Da wir die 4,5 km relativ schnell durchlaufen hatten, haben wir danach noch einen Abstecher in das idyllisch gelegene Örtchen Simonskall gemacht. Zu Nicht-Coronazeiten steppt hier sicher der Bär. Der winzige Ort besteht nämlich fast nur aus Restaurants, Übernachtungsmöglichkeiten, Mountainbike- und Wanderstrecken, einem Museum sowie einer Minigolfanlage. Aktuell haben sie wegen Corona alle geschlossen. Weil hier im 2. Weltkrieg der Westwall verlief, kann man diesen auf verschiedenen Wanderwegen ablaufen und stößt dabei ebenfalls auf alte Bunker. Den gut erhaltenen Sanitätsbunker kann man wohl auch immer noch an jedem 1. Sonntag im Monat besichtigen.

Wenn ihr euch für den geschichtlichen Hintergrund dieser Region nahe der belgischen Grenze interessiert, werdet ihr z.T. auch heute noch auf Spuren von Kampfhandlungen treffen. Vielerorts gibt es noch Panzersperren und ein paar ungesprengte Bunker. Zudem werden noch zahlreiche Minen und andere Sprengmittel vermutet. Ich würde also nicht unbedingt querfeldein durch den Hürtenwald laufen. Zudem wurden sogar noch 2008 sterbliche Überreste vermisster amerikanischer Soldaten gefunden.
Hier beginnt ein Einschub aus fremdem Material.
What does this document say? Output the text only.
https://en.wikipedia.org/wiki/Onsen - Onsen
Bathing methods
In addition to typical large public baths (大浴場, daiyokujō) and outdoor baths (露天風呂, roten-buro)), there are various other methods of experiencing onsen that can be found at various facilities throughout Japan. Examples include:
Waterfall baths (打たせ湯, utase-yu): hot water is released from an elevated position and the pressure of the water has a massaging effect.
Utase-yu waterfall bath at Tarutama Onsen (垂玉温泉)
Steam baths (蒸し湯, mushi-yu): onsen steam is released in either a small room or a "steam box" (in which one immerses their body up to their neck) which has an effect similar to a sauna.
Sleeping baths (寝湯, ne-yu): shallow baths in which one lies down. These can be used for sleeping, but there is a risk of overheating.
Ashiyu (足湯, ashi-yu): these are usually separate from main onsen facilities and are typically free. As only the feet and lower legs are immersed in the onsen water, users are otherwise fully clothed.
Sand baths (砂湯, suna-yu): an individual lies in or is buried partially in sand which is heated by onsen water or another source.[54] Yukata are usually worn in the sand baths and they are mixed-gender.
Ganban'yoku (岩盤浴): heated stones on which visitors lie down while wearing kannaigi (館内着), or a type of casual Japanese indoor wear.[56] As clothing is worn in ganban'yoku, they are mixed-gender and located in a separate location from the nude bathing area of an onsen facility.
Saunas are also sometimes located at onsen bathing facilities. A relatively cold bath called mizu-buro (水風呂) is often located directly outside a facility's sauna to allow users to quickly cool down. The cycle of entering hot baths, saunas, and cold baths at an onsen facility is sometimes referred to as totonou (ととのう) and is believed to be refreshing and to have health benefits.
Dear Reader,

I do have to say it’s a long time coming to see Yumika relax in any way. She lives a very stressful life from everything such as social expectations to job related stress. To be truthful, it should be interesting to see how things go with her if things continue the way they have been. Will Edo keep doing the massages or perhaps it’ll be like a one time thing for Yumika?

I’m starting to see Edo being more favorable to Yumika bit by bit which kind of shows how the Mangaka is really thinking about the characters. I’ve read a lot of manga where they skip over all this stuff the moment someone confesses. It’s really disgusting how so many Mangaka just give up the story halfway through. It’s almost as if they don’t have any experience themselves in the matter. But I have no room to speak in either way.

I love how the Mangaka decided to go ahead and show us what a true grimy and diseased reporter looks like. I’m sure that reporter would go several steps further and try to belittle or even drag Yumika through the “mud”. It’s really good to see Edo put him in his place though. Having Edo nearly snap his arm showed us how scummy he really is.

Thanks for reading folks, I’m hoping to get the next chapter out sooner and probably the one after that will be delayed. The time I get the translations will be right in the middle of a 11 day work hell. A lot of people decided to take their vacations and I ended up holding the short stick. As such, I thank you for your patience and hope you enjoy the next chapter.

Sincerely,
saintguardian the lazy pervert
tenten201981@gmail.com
Wie auch schon in der Normandie und auf Guernsey, gehen mir solche Gegenden mental immer sehr nah. Auch der gefallene Großvater meines Mannes wurde nie gefunden und daher war unser Besuch des Soldatenfriedhofs bei Vossenack ein bißchen rührselig.

Meine Lesetipps für die Eifel*:

  

Seid ihr schon mal im Hürtgenwald gewesen? Ich kann euch die Gegend für einen Ausflug nur empfehlen, denn hier liegt auch das Hohe Venn, eins der letzten Hochmoore Europas und das wunderschöne, mittelalterliche Städtchen Monschau.